Und sehr oft das Militär, betont Stefan Gromer. Meist gelte bei Auslandseinsätzen: „Ohne Militär kannst du nicht arbeiten. Und du kannst auch nur schlafen, weil draußen einer steht, der aufpasst.“ Das sagt er gerade Studenten, „die rosarote Vorstellungen haben“.

Es gibt noch andere Schrecklichkeiten, auf die das Seminar einen Ausblick gibt, und eine davon ist es, eine Rangordnung des Helfens machen zu müssen. Was tun, wenn viele verschiedene Schwerverletzte vor dem Arzt liegen? Darunter womöglich Kinder? Wo ist anzufangen? „Es sind Algorithmen, die das bestimmen“, sagt Gromer. Auch er hat einen Leitsatz: „Ich kann nicht allen helfen.“ Zum Beispiel gelte in der „Chaosphase“ am Anfang: keine Wiederbelebungen. Wiederbelebte könnten meist gar nicht versorgt werden. Andere Parameter seien Atem- oder Herzschlagfrequenz. Es müsse, wenn Zeitnot herrsche, dort zuerst geholfen werden, wo auch Aussicht auf Erfolg bestehe.
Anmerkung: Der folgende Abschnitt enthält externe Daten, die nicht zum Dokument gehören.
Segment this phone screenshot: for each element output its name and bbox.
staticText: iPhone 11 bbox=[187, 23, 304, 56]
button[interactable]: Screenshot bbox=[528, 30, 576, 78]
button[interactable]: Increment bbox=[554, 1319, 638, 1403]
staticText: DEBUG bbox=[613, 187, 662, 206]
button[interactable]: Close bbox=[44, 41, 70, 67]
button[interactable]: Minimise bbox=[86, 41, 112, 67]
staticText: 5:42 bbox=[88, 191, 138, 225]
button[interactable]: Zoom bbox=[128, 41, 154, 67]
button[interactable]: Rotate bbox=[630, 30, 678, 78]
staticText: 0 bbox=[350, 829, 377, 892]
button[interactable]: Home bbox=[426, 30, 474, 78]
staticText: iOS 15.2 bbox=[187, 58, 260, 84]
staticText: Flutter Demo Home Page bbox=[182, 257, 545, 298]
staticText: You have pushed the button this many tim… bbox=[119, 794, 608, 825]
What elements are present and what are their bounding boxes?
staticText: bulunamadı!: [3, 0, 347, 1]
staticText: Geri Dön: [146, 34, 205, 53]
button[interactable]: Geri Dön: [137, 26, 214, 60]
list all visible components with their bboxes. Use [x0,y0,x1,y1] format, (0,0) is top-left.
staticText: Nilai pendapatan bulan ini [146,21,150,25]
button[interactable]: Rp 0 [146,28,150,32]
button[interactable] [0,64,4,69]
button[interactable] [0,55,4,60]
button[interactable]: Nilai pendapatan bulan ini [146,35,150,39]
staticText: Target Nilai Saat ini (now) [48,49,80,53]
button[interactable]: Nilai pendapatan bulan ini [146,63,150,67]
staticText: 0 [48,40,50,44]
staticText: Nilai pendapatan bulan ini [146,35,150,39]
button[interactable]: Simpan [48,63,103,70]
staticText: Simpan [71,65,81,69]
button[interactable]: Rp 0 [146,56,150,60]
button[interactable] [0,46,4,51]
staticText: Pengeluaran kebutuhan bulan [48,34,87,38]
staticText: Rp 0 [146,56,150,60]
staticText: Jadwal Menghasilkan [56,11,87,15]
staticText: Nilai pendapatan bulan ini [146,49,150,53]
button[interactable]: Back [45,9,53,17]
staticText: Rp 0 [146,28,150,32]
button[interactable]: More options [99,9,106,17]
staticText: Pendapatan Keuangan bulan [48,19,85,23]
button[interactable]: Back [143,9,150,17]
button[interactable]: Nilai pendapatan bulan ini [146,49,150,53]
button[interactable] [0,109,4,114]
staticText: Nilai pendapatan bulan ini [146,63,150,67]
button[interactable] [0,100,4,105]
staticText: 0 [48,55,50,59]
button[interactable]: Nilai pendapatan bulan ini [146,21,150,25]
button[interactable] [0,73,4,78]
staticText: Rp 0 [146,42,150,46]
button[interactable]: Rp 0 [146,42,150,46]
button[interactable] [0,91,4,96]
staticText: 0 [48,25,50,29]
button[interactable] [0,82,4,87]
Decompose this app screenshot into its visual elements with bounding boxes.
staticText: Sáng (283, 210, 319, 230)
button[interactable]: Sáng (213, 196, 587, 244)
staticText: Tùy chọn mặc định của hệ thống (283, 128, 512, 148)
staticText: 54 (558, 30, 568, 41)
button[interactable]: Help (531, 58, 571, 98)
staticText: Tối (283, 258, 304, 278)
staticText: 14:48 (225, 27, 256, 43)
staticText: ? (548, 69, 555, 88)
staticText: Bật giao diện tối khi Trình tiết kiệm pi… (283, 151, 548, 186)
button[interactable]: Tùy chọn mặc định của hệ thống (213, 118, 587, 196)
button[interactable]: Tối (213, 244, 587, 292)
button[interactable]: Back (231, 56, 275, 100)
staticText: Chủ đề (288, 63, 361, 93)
Mancher Student bekommt Zweifel

Bundeswehrarzt Helm kann von mancherlei Störung erzählen, die er selber in Krisengebieten bei seiner Arbeit erlebt hat. „Sie werden ganz schnell konfrontiert mit Leuten, die sagen: Ich habe aber Geld.“ Oft werde von Umstehenden verlangt, angeblich besonders wichtige Menschen zuerst zu versorgen. Das dürfe nie geschehen, predigt Helm. Stets müssten medizinische Erwägungen alle Handlungen leiten. Das ist der ethische Teil des Sommerseminars.

Die Katastrophenmedizin ist kein Fach der Medizinerausbildung. Das käme wohl daher, heißt es bei der Stiftung, dass sie sich aus der Kriegsmedizin abgeleitet habe, also der schnellstmöglichen Wiederertüchtigung verwundeter Soldaten. Jahrelang habe man sich in Deutschland diesem fächerübergreifenden Ausschnitt nicht genähert. Die es tun, tun es freiwillig. So wie Student Julian Pfäffli aus Basel. In der Schweiz gebe es auch keine regelhafte Ausbildung in Katastrophenmedizin, sagt er. Aber helfen in Krisengebieten, das reizt ihn.

Anna Albert aus München weiß das nicht mehr so genau. Sie müsse sich erst nochmals „Gedanken machen, ob man das aushält“. Stefan Gromer ist darüber nicht sauer. Schlimmer als ein Student, der sich für die Katastrophenmedizin als ungeeignet erweist, sagt er, sei ein Arzt, der in der Katastrophe unfähig ist zu handeln.